RSVRW — Reservoir Media, Inc.
NASDAQ
Q2 2026 Earnings Call Summary
November 4, 2025
Reservoir Media Q2 Fiscal 2026 Earnings Call Summary
1. Key Financial Results and Metrics
- Revenue: $45.4 million, a 12% increase year-over-year (7% organic growth, 5% from acquisitions).
- Segment Performance:
- Recorded Music: Revenue increased by 21% to $13 million.
- Music Publishing: Revenue rose 8% to $30.9 million, driven by a 47% increase in performance revenue.
- Operating Income: OIBDA was $18.2 million (up 10% YoY); Adjusted EBITDA was $19.4 million (up 10% YoY).
- Net Income: Approximately $2.2 million, compared to $152,000 in Q2 FY25; diluted EPS of $0.03.
- Debt: Total debt of $421.8 million; net debt increased to $393.9 million from $366.7 million.
- Cash Flow: Operating cash flow of $25.3 million, up $3.4 million YoY.
2. Strategic Updates and Business Highlights
- Catalog Acquisitions: Notable acquisition of Miles Davis' catalog, including publishing rights and name likeness, aimed at enhancing digital listenership and celebrating his centennial in 2026.
- Expansion in MENA: New deals with Iraqi and Kuwaiti artists, marking Reservoir's entry into these markets.

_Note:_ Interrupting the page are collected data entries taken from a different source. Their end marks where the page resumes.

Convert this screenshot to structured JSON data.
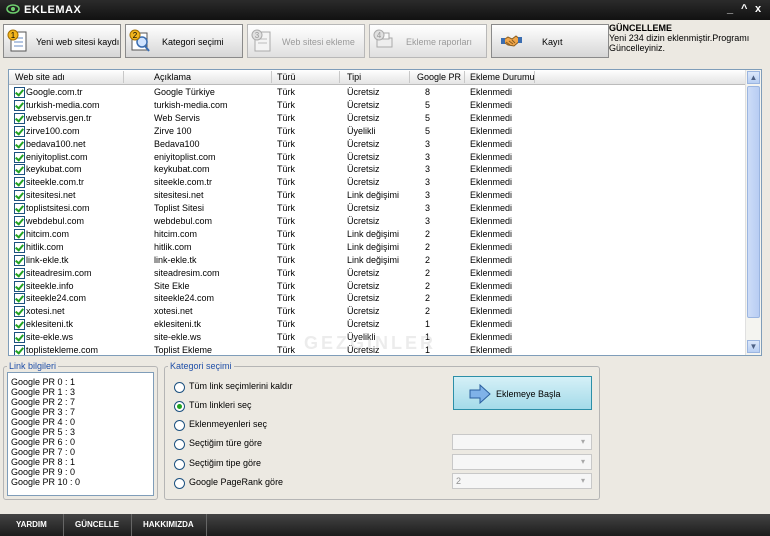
{
  "app": {
    "title": "EKLEMAX",
    "minimize": "_",
    "maximize": "^",
    "close": "x"
  },
  "toolbar": {
    "buttons": [
      {
        "num": "1",
        "label": "Yeni web sitesi kaydı",
        "icon": "notepad-icon"
      },
      {
        "num": "2",
        "label": "Kategori seçimi",
        "icon": "magnifier-icon"
      },
      {
        "num": "3",
        "label": "Web sitesi ekleme",
        "icon": "document-icon"
      },
      {
        "num": "4",
        "label": "Ekleme raporları",
        "icon": "printer-icon"
      },
      {
        "num": "",
        "label": "Kayıt",
        "icon": "handshake-icon"
      }
    ]
  },
  "update": {
    "title": "GÜNCELLEME",
    "text": "Yeni 234 dizin eklenmiştir.Programı Güncelleyiniz."
  },
  "table": {
    "columns": [
      "Web site adı",
      "Açıklama",
      "Türü",
      "Tipi",
      "Google PR",
      "Ekleme Durumu"
    ],
    "rows": [
      [
        "Google.com.tr",
        "Google Türkiye",
        "Türk",
        "Ücretsiz",
        "8",
        "Eklenmedi"
      ],
      [
        "turkish-media.com",
        "turkish-media.com",
        "Türk",
        "Ücretsiz",
        "5",
        "Eklenmedi"
      ],
      [
        "webservis.gen.tr",
        "Web Servis",
        "Türk",
        "Ücretsiz",
        "5",
        "Eklenmedi"
      ],
      [
        "zirve100.com",
        "Zirve 100",
        "Türk",
        "Üyelikli",
        "5",
        "Eklenmedi"
      ],
      [
        "bedava100.net",
        "Bedava100",
        "Türk",
        "Ücretsiz",
        "3",
        "Eklenmedi"
      ],
      [
        "eniyitoplist.com",
        "eniyitoplist.com",
        "Türk",
        "Ücretsiz",
        "3",
        "Eklenmedi"
      ],
      [
        "keykubat.com",
        "keykubat.com",
        "Türk",
        "Ücretsiz",
        "3",
        "Eklenmedi"
      ],
      [
        "siteekle.com.tr",
        "siteekle.com.tr",
        "Türk",
        "Ücretsiz",
        "3",
        "Eklenmedi"
      ],
      [
        "sitesitesi.net",
        "sitesitesi.net",
        "Türk",
        "Link değişimi",
        "3",
        "Eklenmedi"
      ],
      [
        "toplistsitesi.com",
        "Toplist Sitesi",
        "Türk",
        "Ücretsiz",
        "3",
        "Eklenmedi"
      ],
      [
        "webdebul.com",
        "webdebul.com",
        "Türk",
        "Ücretsiz",
        "3",
        "Eklenmedi"
      ],
      [
        "hitcim.com",
        "hitcim.com",
        "Türk",
        "Link değişimi",
        "2",
        "Eklenmedi"
      ],
      [
        "hitlik.com",
        "hitlik.com",
        "Türk",
        "Link değişimi",
        "2",
        "Eklenmedi"
      ],
      [
        "link-ekle.tk",
        "link-ekle.tk",
        "Türk",
        "Link değişimi",
        "2",
        "Eklenmedi"
      ],
      [
        "siteadresim.com",
        "siteadresim.com",
        "Türk",
        "Ücretsiz",
        "2",
        "Eklenmedi"
      ],
      [
        "siteekle.info",
        "Site Ekle",
        "Türk",
        "Ücretsiz",
        "2",
        "Eklenmedi"
      ],
      [
        "siteekle24.com",
        "siteekle24.com",
        "Türk",
        "Ücretsiz",
        "2",
        "Eklenmedi"
      ],
      [
        "xotesi.net",
        "xotesi.net",
        "Türk",
        "Ücretsiz",
        "2",
        "Eklenmedi"
      ],
      [
        "eklesiteni.tk",
        "eklesiteni.tk",
        "Türk",
        "Ücretsiz",
        "1",
        "Eklenmedi"
      ],
      [
        "site-ekle.ws",
        "site-ekle.ws",
        "Türk",
        "Üyelikli",
        "1",
        "Eklenmedi"
      ],
      [
        "toplistekleme.com",
        "Toplist Ekleme",
        "Türk",
        "Ücretsiz",
        "1",
        "Eklenmedi"
      ]
    ]
  },
  "link_info": {
    "title": "Link bilgileri",
    "lines": [
      "Google PR 0 : 1",
      "Google PR 1 : 3",
      "Google PR 2 : 7",
      "Google PR 3 : 7",
      "Google PR 4 : 0",
      "Google PR 5 : 3",
      "Google PR 6 : 0",
      "Google PR 7 : 0",
      "Google PR 8 : 1",
      "Google PR 9 : 0",
      "Google PR 10 : 0"
    ]
  },
  "category": {
    "title": "Kategori seçimi",
    "options": [
      "Tüm link seçimlerini kaldır",
      "Tüm linkleri seç",
      "Eklenmeyenleri seç",
      "Seçtiğim türe göre",
      "Seçtiğim tipe göre",
      "Google PageRank göre"
    ],
    "selected_index": 1,
    "pr_select_value": "2"
  },
  "start_button": {
    "label": "Eklemeye Başla"
  },
  "bottom": {
    "items": [
      "YARDIM",
      "GÜNCELLE",
      "HAKKIMIZDA"
    ]
  },
  "watermark": "GEZGINLER"
}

- Client Retention: Extended publishing deal with Nick Drake's catalog and added Molly Drake's catalog, showcasing strong client relationships.
- Sync Revenue Growth: Increased demand for catalog placements in popular media, contributing to revenue growth.
3. Forward Guidance and Outlook
- Revenue Guidance: Increased to $167 million - $170 million for FY26, implying 6% growth YoY.
- Adjusted EBITDA Guidance: Raised to $70 million - $72 million, indicating 8% growth YoY.
- Pipeline: Active deal pipeline exceeding $1 billion, with expectations for continued growth through strategic acquisitions and value enhancement efforts.
4. Bad News, Challenges, or Points of Concern
- Rising Costs: Operating expenses increased, with total cost of revenue up 11% and administrative expenses up 15%.
- Interest Expense: Increased to $6.7 million due to higher debt levels and interest rates, impacting net income.
- Synchronization Revenue Timing: Decrease in publishing synchronization revenue noted, which may affect future earnings.
5. Notable Q&A Insights
- Organic Growth Drivers: Management indicated that the 7% organic growth aligns with industry expectations, influenced by both new acquisitions and existing catalog performance.
- Miles Davis Acquisition: The deal was part of an ongoing pipeline rather than an off-market transaction, with expectations for marketing resources to be reallocated without significant increases in administrative expenses.
- Impact of Upcoming Projects: Onetime events related to the Miles Davis centennial are expected to contribute to revenue starting in calendar 2026, with potential long-term benefits.
- G&A Expenses: Management expects G&A expenses to stabilize at current levels, influenced by the performance of their management business.
This summary encapsulates the key aspects of the earnings call, highlighting both the positive developments and the challenges faced by Reservoir Media.